Aula utama Klan Yun di Nancheng terasa begitu lapang sekaligus menyesakkan. Di sana, ayah Yun Xia berdiri di samping kursi utama, didampingi dua tetua klan yang wajahnya sekeras dinding benteng. Beberapa pengawal bersenjata tombak berjaga di setiap pilar, menciptakan suasana yang lebih mirip persidangan daripada pertemuan keluarga. Di hadapan mereka, Yun Xia berdiri dengan punggung lurus namun tangan yang saling meremas. Shi Shu berada tepat di belakangnya dengan wajah merah menahan amarah, sementara Huiqing berdiri di sisi lain, kepalanya terangkat meski jantungnya berdegup kencang.

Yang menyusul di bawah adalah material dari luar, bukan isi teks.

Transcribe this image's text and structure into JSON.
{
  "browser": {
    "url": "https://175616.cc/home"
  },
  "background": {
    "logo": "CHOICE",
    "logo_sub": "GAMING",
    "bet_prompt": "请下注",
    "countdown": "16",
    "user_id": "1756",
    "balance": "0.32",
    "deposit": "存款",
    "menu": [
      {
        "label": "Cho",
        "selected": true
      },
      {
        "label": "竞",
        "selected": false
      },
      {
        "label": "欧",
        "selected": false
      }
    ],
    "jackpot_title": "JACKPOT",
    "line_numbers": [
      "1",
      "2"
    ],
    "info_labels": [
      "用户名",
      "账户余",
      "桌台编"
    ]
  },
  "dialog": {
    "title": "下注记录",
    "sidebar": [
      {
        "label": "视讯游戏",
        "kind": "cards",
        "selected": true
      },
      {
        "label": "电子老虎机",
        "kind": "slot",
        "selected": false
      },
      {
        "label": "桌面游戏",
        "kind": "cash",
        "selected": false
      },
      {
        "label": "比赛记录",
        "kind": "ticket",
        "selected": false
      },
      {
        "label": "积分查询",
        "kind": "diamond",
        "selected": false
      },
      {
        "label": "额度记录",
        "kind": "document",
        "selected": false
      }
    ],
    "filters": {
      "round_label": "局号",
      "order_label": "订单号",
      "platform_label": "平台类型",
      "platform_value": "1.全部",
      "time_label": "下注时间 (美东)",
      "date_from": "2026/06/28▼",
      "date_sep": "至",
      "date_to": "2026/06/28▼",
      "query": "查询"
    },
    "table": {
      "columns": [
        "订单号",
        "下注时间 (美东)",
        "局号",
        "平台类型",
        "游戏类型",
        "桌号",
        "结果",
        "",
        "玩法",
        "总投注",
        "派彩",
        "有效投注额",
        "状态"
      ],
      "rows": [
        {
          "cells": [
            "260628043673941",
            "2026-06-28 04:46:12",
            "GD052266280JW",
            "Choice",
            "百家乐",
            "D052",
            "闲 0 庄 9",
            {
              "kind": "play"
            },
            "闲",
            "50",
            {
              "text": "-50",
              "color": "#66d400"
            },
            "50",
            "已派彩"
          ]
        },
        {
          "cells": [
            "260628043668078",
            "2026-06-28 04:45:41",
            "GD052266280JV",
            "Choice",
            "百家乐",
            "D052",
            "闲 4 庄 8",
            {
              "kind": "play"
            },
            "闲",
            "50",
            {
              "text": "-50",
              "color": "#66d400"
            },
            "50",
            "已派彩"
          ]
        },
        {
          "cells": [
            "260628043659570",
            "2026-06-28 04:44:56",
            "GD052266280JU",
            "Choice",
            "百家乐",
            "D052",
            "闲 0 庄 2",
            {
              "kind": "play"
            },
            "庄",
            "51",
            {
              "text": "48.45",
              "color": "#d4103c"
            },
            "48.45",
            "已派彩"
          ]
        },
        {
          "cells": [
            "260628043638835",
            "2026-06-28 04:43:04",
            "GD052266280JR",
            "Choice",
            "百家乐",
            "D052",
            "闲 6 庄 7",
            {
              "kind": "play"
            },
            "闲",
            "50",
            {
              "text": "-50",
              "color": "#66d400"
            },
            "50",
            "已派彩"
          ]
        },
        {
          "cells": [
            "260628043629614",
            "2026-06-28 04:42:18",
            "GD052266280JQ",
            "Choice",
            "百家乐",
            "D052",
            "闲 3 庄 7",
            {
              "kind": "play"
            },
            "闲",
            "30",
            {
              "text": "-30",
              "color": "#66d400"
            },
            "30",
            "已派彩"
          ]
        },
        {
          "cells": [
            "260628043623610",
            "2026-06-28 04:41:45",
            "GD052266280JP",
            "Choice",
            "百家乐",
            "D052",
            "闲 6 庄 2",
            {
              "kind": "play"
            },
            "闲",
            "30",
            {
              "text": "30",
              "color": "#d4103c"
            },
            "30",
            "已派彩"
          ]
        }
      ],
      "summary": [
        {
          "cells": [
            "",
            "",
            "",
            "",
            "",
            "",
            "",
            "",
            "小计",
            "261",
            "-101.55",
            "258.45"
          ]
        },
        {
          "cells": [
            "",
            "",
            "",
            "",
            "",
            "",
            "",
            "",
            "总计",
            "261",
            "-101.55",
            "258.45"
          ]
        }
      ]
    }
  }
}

Suasana aula jelas dipenuhi ketegangan yang pekat. Bagi ayah dan para tetua klan, ini adalah soal kelangsungan hidup. Klan Yun sedang berada di ambang kesulitan finansial yang serius, dan aliansi politik melalui pernikahan dengan kultivator tua dari Klan Zhongwei adalah satu-satunya pelampung penyelamat. Perjodohan paksa ini bukan sekadar tradisi, melainkan transaksi untuk menyelamatkan nama baik dan harta klan yang mulai terkikis. Yun Xia sendiri yang sebelumnya kabur untuk menghindari nasib itu, kini dipaksa kembali ke kenyataan pahit demi orang tua dan masa depan seluruh klan.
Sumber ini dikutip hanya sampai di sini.